Self Administered Gerocognitive Examination (SAGE) score changes over time in worried well, Mild Cognitive Impairment (MCI), dementia converter, and Alzheimer patients

decline is a hallmark of Alzheimer’s disease (AD), describing both risks and benefits in terms of changes in function is a logical choice for such an exercise and requires understanding the temporal relationship of changes in cognition and function. The objective of this study was to co-vary the individual items with Disability Assessment in Dementia (DAD) with measures of cognition and time to identify the temporal order associated with disease progression. Methods: 337 subjects (196 AD, 70 mild cognitive impairment, 71 cognitively healthy volunteers) were enrolled at 40 study sites across the US and Europe during 2006 and 2007 for an 18-month non-interventional study (ELN-AIP-901), sponsored by Elan Pharmaceuticals and Wyeth Research. Recruitment criteria were similar to those used in the ADNI study. DAD was performed at baseline and at 6-months intervals. DAD item scale scores were co-varied with Mini-Mental State Examination (MMSE) score using survival analysis.

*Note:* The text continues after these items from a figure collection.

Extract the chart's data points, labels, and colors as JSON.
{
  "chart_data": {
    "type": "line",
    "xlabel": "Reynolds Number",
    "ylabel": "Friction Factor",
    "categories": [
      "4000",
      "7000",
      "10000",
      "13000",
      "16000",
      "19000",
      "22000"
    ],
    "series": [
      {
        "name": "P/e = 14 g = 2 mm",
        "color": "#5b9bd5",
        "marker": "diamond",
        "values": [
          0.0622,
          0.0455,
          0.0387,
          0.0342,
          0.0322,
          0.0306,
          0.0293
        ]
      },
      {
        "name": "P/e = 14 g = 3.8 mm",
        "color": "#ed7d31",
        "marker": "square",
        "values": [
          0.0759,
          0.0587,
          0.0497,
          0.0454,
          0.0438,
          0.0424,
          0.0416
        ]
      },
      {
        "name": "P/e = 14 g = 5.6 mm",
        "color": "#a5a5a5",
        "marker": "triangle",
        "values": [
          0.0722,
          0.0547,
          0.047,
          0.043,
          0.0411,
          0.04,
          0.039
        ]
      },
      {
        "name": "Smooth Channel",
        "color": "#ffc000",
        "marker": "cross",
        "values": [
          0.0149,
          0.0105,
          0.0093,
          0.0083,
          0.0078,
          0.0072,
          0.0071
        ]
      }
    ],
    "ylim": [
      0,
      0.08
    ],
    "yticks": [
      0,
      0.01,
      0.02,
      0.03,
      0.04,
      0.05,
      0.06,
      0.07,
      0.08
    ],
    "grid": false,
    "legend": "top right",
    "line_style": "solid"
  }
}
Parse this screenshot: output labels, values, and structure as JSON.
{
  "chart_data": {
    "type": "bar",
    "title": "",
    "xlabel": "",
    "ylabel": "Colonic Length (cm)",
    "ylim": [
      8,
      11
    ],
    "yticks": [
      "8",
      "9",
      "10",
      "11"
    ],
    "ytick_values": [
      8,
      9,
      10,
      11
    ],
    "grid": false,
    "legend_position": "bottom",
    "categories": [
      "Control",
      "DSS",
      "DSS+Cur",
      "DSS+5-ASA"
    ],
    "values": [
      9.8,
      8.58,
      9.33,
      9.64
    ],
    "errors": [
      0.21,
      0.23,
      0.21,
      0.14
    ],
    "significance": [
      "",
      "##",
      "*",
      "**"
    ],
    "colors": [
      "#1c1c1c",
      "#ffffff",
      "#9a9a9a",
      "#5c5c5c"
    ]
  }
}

Results: Using median MMSE survival, patients were unable to perform activities for all items of the sub-domains for finance, medication, and outings at higher scores than for items in other sub-domains. The specific activities ‘‘organize finance’’ and ‘‘adequately organize correspondence’’ exhibited the shortest MMSE survival, ie, ‘‘lost’’ earlier in the course of the disease. The inability to perform items in the sub-domains of personal hygiene, dressing, eating, and continence occurred at lowest MMSE survivals, ie, ‘‘lost’’ at the later stages of AD progression. Seven items ‘‘lost’’ late in the course of the disease, lowest median MMSE survival, were from 3 of the 10 sub-domains, specifically dressing (4 items), eating (2 items), and continence (1 item). Conclusions: Inability to perform instrumental functional activities occurred earlier in the course of the disease, as measured by MMSE score, than basic functional activities. DAD items exhibit a hierarchical loss progression associated with cognitive decline, by MMSE. These findings support the use of DAD items that correlate with AD progression as a method for characterizing benefit and risk.